CALLAHAN: Well, we actually haven't, yet. It's an ongoing work in progress. We're tracking about 28 races right now, where we see opportunities where there is a member who's got a very, very, you know, abysmal environmental voting record. Where they're also vulnerable to being knocked off. These aren't poster kids. These are people that we really think we can knock off. You look at a wide range of factors. You look at how expensive that district or that state is to run a campaign in; what is the cost of the media market? You look at who's running against that person. We want to elect good environmentalists. You look to see if the environmental issue can actually have an impact in that district. We will unveil the first about third of our Dirty Dozen at the end of June. We'll unveil some more in July, and then this fall, once we finish the primary season, we'll unveil the rest of the Dirty Dozen. So this is an ongoing process; I want to let members of Congress know: we're going to keep watching you all the way through this year.

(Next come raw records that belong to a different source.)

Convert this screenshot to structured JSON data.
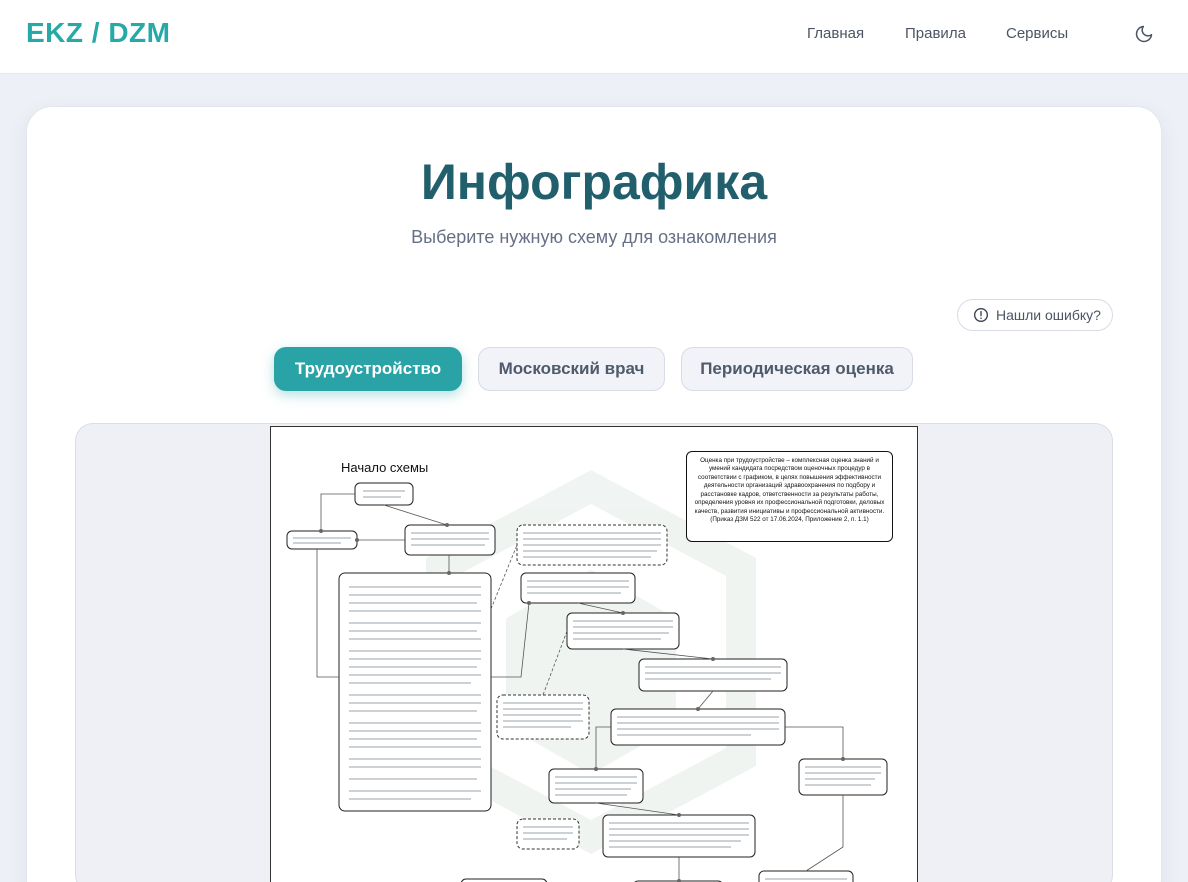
{
  "header": {
    "logo": "EKZ / DZM",
    "nav": [
      {
        "label": "Главная"
      },
      {
        "label": "Правила"
      },
      {
        "label": "Сервисы"
      }
    ],
    "theme_icon": "moon-icon"
  },
  "page": {
    "title": "Инфографика",
    "subtitle": "Выберите нужную схему для ознакомления"
  },
  "report": {
    "label": "Нашли ошибку?",
    "icon": "alert-circle-icon"
  },
  "tabs": [
    {
      "label": "Трудоустройство",
      "active": true
    },
    {
      "label": "Московский врач",
      "active": false
    },
    {
      "label": "Периодическая оценка",
      "active": false
    }
  ],
  "diagram": {
    "start_label": "Начало схемы",
    "note": "Оценка при трудоустройстве – комплексная оценка знаний и умений кандидата посредством оценочных процедур в соответствии с графиком, в целях повышения эффективности деятельности организаций здравоохранения по подбору и расстановке кадров, ответственности за результаты работы, определения уровня их профессиональной подготовки, деловых качеств, развития инициативы и профессиональной активности. (Приказ ДЗМ 522 от 17.06.2024, Приложение 2, п. 1.1)"
  },
  "colors": {
    "brand": "#27a9a7",
    "title": "#225f6d",
    "tab_active": "#2aa3a6"
  }
}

NUNLEY: This kind of attempt to influence legislators is being looked at right now in the context of campaign finance reform as really something that's part of the problem. Pressure groups, interest groups, continually pushing and pulling on the legislative process. Are you part of the problem by doing this, or are you contributing to the solution?

CALLAHAN: I believe that one of the reasons that the public is so angry at politicians, at the Congress, who are infuriated about our electoral process, is because the voters believe that somebody out there is getting very wealthy, and very powerful, and serving their own interests through the electoral and the political process. We represent a broad public point of view. We are a political action committee as well as a nonprofit and an educational organization, and frankly the League of Conservation Voters will be very happy to stop operating it as a PAC and operate within whatever legal guidelines are in effect. However, at this point in time, that's how the game is played. We're using the system and we're using it appropriately, and once the rules of the road change we'll be happy to change along with them.

NUNLEY: Deborah Callahan is president of the League of Conservation Voters. Deborah, thanks for coming by.

CALLAHAN: I've enjoyed it. Thanks a lot.